Final answer:
The moment of inertia of a hoop is greater than that of a disk due to the hoop's more distributed mass. The moment of inertia of a spherical shell is greater than that of a solid sphere due to the shell's less concentrated mass.
Step-by-step explanation:
The moment of inertia of a hoop is greater than that of a disk with the same mass and radius because a hoop has more distributed mass compared to a disk. This means that the mass is spread out further from the axis of rotation, resulting in a larger moment of inertia.
Similarly, the moment of inertia of a spherical shell is greater than that of a solid sphere with the same mass and radius because the mass in a spherical shell is less concentrated towards the center compared to a solid sphere. The mass in a solid sphere is uniformly distributed, whereas the mass in a spherical shell is concentrated towards the outer surface, resulting in a larger moment of inertia.
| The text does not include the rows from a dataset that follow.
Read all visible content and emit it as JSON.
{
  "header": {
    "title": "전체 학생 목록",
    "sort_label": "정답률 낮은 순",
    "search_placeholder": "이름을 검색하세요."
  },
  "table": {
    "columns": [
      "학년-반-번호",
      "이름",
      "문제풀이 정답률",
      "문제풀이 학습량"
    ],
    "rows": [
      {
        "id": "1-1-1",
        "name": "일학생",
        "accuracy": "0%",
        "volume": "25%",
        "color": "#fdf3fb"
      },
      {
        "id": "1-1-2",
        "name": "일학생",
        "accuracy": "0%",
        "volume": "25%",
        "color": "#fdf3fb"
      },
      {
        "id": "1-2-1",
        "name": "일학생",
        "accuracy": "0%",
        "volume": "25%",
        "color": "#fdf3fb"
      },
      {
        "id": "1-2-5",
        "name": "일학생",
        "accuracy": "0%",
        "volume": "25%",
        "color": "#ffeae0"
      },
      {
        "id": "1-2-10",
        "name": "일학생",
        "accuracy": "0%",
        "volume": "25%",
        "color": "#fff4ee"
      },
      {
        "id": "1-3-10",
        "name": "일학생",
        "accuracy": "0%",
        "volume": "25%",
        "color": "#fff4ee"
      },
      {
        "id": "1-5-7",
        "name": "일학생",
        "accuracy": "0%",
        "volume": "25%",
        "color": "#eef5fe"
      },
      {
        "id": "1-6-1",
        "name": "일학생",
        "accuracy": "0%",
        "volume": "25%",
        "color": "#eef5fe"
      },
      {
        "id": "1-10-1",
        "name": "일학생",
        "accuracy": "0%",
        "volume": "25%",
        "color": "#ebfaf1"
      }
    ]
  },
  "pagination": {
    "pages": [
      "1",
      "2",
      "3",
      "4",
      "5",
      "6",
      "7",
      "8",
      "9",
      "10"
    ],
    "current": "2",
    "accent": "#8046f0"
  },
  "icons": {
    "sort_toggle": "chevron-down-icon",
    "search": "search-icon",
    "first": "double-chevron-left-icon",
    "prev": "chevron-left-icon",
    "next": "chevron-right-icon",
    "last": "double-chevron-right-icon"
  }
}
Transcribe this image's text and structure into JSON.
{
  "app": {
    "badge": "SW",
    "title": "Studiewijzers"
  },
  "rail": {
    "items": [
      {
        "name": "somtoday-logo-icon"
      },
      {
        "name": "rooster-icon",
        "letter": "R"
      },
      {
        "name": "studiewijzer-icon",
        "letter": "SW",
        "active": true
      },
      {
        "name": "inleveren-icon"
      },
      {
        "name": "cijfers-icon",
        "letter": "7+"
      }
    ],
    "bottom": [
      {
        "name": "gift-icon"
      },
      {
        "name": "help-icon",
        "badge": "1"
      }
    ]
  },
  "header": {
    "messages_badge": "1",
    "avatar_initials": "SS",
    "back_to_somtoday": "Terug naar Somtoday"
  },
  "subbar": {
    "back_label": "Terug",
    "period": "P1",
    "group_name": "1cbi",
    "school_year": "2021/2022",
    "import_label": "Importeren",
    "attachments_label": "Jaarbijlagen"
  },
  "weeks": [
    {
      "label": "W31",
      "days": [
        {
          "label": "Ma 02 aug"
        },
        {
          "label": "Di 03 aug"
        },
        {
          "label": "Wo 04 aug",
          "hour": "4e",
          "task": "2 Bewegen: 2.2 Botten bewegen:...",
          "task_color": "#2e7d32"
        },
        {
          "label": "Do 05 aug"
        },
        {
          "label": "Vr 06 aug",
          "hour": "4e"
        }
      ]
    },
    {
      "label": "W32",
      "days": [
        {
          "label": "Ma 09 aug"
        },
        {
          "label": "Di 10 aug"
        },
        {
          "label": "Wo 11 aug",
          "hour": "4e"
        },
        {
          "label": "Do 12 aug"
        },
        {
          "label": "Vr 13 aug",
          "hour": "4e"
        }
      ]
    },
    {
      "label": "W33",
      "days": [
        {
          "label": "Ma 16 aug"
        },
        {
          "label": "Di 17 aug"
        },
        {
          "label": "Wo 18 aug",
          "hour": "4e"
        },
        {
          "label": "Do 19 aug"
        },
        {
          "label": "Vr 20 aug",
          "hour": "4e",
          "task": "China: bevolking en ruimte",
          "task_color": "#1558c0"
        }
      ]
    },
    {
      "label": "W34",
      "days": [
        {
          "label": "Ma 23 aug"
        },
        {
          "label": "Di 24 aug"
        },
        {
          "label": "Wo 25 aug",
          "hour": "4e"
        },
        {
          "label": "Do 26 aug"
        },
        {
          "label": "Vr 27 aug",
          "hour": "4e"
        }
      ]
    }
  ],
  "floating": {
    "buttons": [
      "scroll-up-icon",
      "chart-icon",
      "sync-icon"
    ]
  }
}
The moment of inertia of an object depends on how its mass is distributed relative to the axis of rotation. For a hoop with mass M and radius R, all the mass is located at a distance R from the axis, so the moment of inertia is MR2. In contrast, a disk of the same mass and radius has its mass more evenly distributed, with a significant portion closer to the axis, leading to a smaller moment of inertia.
Similarly, for a spherical shell versus a solid sphere with identical mass M and radius R, the mass of the spherical shell is all at the surface, at distance R from the center. However, a solid sphere has mass throughout its volume, much of which is closer to the center, again resulting in a smaller moment of inertia for the solid sphere compared to the shell.